The Swiss Cheese theory of busy days

As working adulting people, working as in ‘with a job’ not necessarily functioning as adults, I believe most of us would ideally like to be prepared for the day ahead and nail every task they’re given. The dream would be to have a job that’s equally challenging and rewarding, with occasional slow days. A job where the answer to ‘how was your day at work’ was always pleasant and interesting.

swiss cheese model

I know I would like to always say and do the right thing in the office and walk out leaving everyone in awe and admiration for the wisdom that came out of my mouth. And that would be on a slow day! On a busy day I would just know what to tackle first, have time for lunch, and know with absolute certainty how to fix any issue that dares to come my way.

Instead, when the dreadful busy days come I am running left and right balancing two phones, a laptop, a notebook and an agenda both requiring a pen. At the end of the day I am not sure what just happened, all I know is that some things that I thought would require fixing went perfectly fine, the easy tasks ended up destroying my self-esteem, and new challenges came out of nowhere to kick me to the ground, and my morning coffee is still sitting on my desk cold and untouched.

Did school prepare me for this?

I know you’re expecting me to say no and start rambling about adulting and assumptions about life.

Not this time! Because, as a matter of fact, school did prepare me for this, but it did so in typical Italian school system way.

It’s like who published my high school sociology book knew that students wouldn’t fully absorb notions written in a whole chapter about statistics and whatnot, so they decided to insert quirky call-outs to fun models.

One of those wacky paragraphs was titled: The Swiss Cheese Model.

Now, how many teachers would even encourage their pupils to do so and, perhaps, relate theories to daily life? And how many students do you know that go out of their way to read extra paragraphs? Only people in Ravenclaw, just like yours truly.

Unfortunately, that page crossed my path many moons ago and went unnoticed and untied to actual real life situations. See the catch? A book about theory highlighting more theories that turned out to be what would really matter in real life.

The Swiss Cheese Model happens to sum up so accurately what those horrible busy days are made of. Cheese. No, layers with tiny holes that form each task, and all those holes may align creating a huge tunnel within cheese slices. That’s the tunnel of doom, otherwise described as a ‘model of accident causation illustrates that, although many layers of defense lie between hazards and accidents, there are flaws in each layer that, if aligned, can allow the accident to occur’.

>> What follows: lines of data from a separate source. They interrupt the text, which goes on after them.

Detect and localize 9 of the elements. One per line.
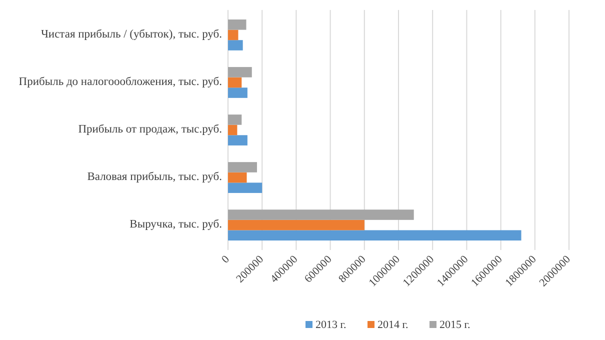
legend-label: 2015 г. xyxy=(440,319,471,331)
legend-label: 2014 г. xyxy=(378,319,409,331)
y-tick-label: Валовая прибыль, тыс. руб. xyxy=(87,171,222,184)
y-tick-label: Прибыль до налогоообложения, тыс. руб. xyxy=(18,76,222,88)
legend-label: 2013 г. xyxy=(316,319,347,331)
x-tick-label: 0 xyxy=(220,253,232,266)
y-tick-label: Выручка, тыс. руб. xyxy=(130,218,222,231)
y-tick-label: Прибыль от продаж, тыс.руб. xyxy=(78,124,222,136)
y-tick-label: Чистая прибыль / (убыток), тыс. руб. xyxy=(40,28,222,41)
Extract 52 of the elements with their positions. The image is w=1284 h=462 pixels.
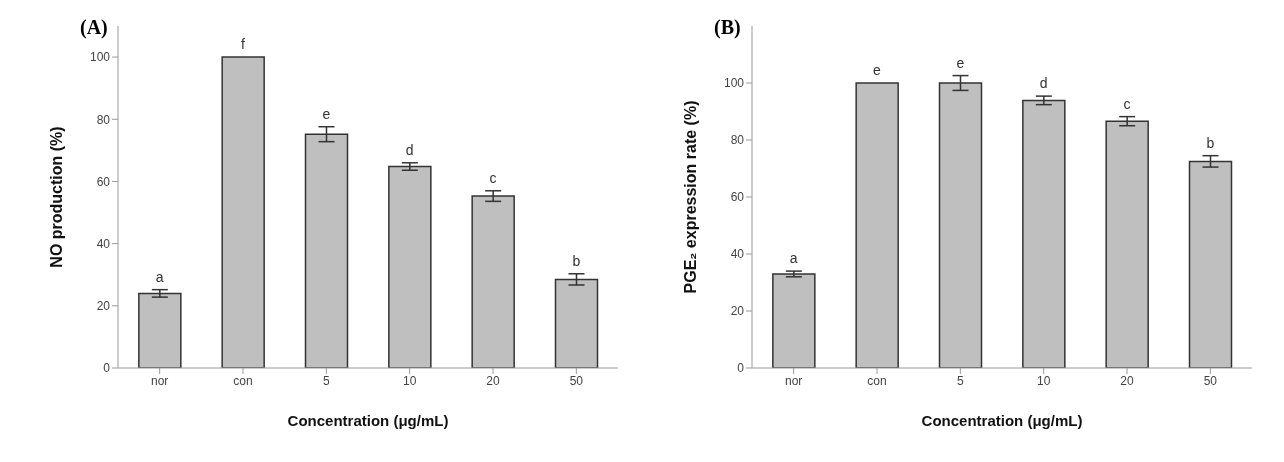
annotation: e (322, 105, 331, 122)
chart-title: (A) (80, 16, 108, 39)
annotation: b (572, 252, 581, 269)
annotation: a (789, 250, 798, 267)
annotation: e (873, 62, 882, 78)
annotation: c (1123, 95, 1131, 112)
x-tick-label: 5 (956, 373, 964, 388)
bar (138, 292, 182, 368)
bar (471, 195, 515, 368)
x-tick-label: nor (150, 373, 169, 388)
x-tick-label: 10 (402, 373, 417, 388)
y-tick-label: 100 (723, 76, 745, 91)
y-tick-label: 20 (96, 299, 111, 314)
annotation: f (241, 36, 246, 53)
y-tick-label: 40 (730, 247, 745, 262)
x-tick-label: 50 (569, 373, 584, 388)
annotation: a (155, 268, 164, 285)
y-tick-label: 100 (89, 50, 111, 65)
y-axis-title: PGE₂ expression rate (%) (681, 100, 699, 294)
annotation: c (489, 169, 497, 186)
bar (855, 82, 899, 368)
chart-title: (B) (714, 16, 741, 39)
bar (554, 278, 599, 368)
bar (1105, 120, 1149, 368)
x-tick-label: 20 (1120, 373, 1134, 388)
x-tick-label: 20 (486, 373, 500, 388)
y-tick-label: 60 (730, 190, 745, 205)
y-tick-label: 0 (737, 361, 745, 376)
y-tick-label: 60 (96, 174, 111, 189)
y-tick-label: 80 (96, 112, 111, 127)
y-tick-label: 80 (730, 133, 745, 148)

There’s just so much risk assessment and prevention you can do, once you grasp the concept. You know you’re about to make a double cheese sandwich, and you know your Swiss cheese has evil holes despite your careful slicing. Some holes you can cut out, others don’t depend on you and you just raise your hands and go ‘oh well, it’s a slice of cheese, what do you expect?’.

And you do that for every slice in your sandwich, which would be perfectly acceptable 99% of the time.

But not busy days, because it’s during those days, where you’d be happy with a half burnt sandwich, that stars and holes align, you bite into nothingness, and fall into unplanned and unpreventable despair.

These are the days where the answer to ‘how was your day at work?’ has to come from a deep part of your broken soul and can only sound like a sigh followed by a grunt.